January 18, 2007
Like many people these days, I look things up that I wouldn't have bothered to look up before. One thing that recently caught my eye was a table showing in thrilling detail the decline that can be expected in foot speed as you age:
10.42
seconds,
Troy Douglas, NED, age 40
10.72,
Willie Gault, USA, 45
10.95,
William Collins, USA, 51
11.50,
William Collins, USA, 55
11.70, Ron
Taylor, GBR, 61
12.53, Paul
Edens, USA, 65
12.77, Bobby
Whilden, USA, 70
13.61,
Wolfgang Reuter, GER, 75
14.35,
Payton Jordan, USA, 80
16.16, Suda
Giichi, JPN, 85
17.83,
Donald Pellmann, USA, 90
21.69, Kozo
Haraguchi, JPN, 95
30.86,
Philip Rabinowitz, RSA, 100
Source: WMA Record Administration, July 25, 2006
First, congratulations to Mr. Collins on owning two age classes, especially considering the fact that he's got a lot of competition (his age group is the huge Baby Boomer population, many of whom were raised on the early, successful network television presentations of the Olympic Games). Second, note how brutal the competition must be: nobody except Collins or Ron Taylor managed to set the record for his age group past the very first year of eligibility.

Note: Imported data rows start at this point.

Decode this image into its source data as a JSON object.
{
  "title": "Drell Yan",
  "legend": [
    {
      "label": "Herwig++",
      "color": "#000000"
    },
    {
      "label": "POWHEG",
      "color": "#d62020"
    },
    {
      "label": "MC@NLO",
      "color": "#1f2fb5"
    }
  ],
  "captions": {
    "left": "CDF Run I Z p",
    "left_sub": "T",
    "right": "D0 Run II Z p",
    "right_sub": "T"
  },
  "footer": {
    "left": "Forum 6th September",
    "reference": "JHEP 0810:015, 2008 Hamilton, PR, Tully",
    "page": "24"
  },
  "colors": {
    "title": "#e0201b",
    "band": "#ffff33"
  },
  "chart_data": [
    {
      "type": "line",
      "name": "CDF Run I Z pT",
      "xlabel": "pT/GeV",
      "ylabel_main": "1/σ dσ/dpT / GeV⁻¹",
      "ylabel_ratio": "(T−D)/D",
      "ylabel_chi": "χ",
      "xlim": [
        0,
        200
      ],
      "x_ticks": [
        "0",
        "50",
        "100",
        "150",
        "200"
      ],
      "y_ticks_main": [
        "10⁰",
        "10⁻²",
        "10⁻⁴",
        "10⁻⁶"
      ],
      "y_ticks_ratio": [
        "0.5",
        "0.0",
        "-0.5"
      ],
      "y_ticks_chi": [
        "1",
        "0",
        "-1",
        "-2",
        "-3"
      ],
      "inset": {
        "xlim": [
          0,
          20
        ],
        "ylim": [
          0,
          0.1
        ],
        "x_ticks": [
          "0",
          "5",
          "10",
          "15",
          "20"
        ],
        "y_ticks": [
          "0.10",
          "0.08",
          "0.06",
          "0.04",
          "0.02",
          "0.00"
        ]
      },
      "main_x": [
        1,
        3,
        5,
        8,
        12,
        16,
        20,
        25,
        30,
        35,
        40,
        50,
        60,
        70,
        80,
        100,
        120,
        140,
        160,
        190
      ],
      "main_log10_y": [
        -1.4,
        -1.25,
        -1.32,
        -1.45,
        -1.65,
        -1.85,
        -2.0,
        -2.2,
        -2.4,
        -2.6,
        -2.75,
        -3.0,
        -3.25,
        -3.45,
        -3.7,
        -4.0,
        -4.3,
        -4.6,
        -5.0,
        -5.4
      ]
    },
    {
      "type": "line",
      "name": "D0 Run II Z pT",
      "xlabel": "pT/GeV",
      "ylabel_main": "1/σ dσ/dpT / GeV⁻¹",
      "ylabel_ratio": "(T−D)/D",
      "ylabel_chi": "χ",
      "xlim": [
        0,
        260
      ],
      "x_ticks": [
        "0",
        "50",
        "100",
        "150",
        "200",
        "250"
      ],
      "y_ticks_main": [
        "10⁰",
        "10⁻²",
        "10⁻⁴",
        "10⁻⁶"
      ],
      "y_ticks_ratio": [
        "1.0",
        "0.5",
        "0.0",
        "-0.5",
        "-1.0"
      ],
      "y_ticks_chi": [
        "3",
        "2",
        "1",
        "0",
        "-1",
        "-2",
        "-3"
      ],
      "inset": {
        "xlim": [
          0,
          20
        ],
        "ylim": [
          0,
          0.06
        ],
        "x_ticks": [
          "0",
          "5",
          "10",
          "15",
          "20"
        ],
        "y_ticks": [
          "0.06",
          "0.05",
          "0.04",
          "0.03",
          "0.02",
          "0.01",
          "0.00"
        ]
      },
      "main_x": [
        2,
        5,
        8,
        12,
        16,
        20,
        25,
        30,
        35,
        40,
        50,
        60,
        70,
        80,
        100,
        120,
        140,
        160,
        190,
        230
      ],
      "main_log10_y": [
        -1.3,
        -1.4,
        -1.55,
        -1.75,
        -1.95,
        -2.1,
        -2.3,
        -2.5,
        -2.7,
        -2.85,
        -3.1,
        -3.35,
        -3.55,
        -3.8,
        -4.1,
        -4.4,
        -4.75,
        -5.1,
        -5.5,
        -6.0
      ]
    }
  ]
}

In any case, apparently, as you age, your strides get shorter and shorter. And your legs bend less and less as you stride (you have less of a "kick"). In short, at some point most people begin to shuffle rather than run. The table also shows, however, that if you don't plan on living past about 60, you can make it through life barely losing a step on your 40-year-old counterparts. But between about 80 and 95, something clearly starts to ebb.
Is there anything that you, personally, can do to try to hang in there, on top of your game, as long as possible, especially if you do plan to live much beyond 70? Actually, I wouldn't worry about it too much; rather, I would advise letting nature take its course. Continue to walk briskly well into your 80s or 90s, if that's your style, but don't worry about sprinting. And remember to enjoy life and your ever-longer perspective on the world around you. Use all of your remaining health to simply rest and savor things. If you find yourself still quite robust in your 80s, take up pipe-smoking or crossword puzzles. Sit around until late into the morning and read a major urban newspaper back to front. You deserve this much.
But if you insist on maintaining your edge or beating the odds—and the table of world records suggests that these people were doing something right—my advice is to start running hills. This idea is my own, but it's not exactly worthy of a copyright or patent. I arrived at it through independent investigation, but it's really just a matter of common sense. Running uphill is more challenging than maintaining your inertia across a level course.
Much of the decline in old age is known to come from loss of strength. The feebleness that we've all noted in the extremely (and sometimes not so extremely) elderly is nothing more than a wasting away; in short, a loss of muscle mass. The only proven way to arrest or reverse this loss, aside from growth hormone, is resistance training. So it's axiomatic that if you want to retain your strength as a runner, you'll need some sort of weight-bearing exercise. Lift weights if you want to, but I think you'll agree that running up (and down) hills, outdoors, is far more challenging and satisfying. So take to the hills if you can.
I could be wrong, and remember: I advise running the hills only if you've simply got to push your limits. I've only just started down the road to elderliness, and I've been running the hills in my neighborhood only for the last eighteen months, for at least thirty minutes a day, four to six times a week. Yes, I've noticed that I feel stronger and faster than I did when I started, but that could be my SSRI. (And at one point I realized that hill running wasn't a cure-all: I learned that I could eat and drink more than I burn off, so I gained a bit of weight at one point, even while radically increasing my daily distances and elevations, before wisely backing off my consumption of food and beer.)
In sum, try to enjoy your old age. The choice to exercise or not is yours.
*"Mr. Harper, why don't you present this as a true HTML table?" I didn't feel like it. Besides, all I really care about are the boldface ages and times. The other information is ancillary, though fascinating in its own way (e.g., why, oh why must the USA, GBR, and JPN always measure themselves against the rest of the world? the ongoing need to justify Manifest Destiny? the insecurity natural to tiny island empires? xenophobia? [respectively, excepting the Netherlands {whose record-holder was born in Bermuda and, at 40, was probably just seeking to extend a career that had been tarnished by a positive test for nandrolone} and South Africa {see GBR}, and also Germany, where a touch of xenophobia has been historically mixed with a little jealousy vis-à-vis powerful island nations {see their naval buildup at the beginning of the last century} and pioneer nations {see the German fascination with the myth of the American West; added to which the apparent need to emulate one's vanquisher, which they share with Japan <speaking of Japan, see China, doubtless soon to appear on a revised version of this list \moral: we're all crazy, given the chance\>}]).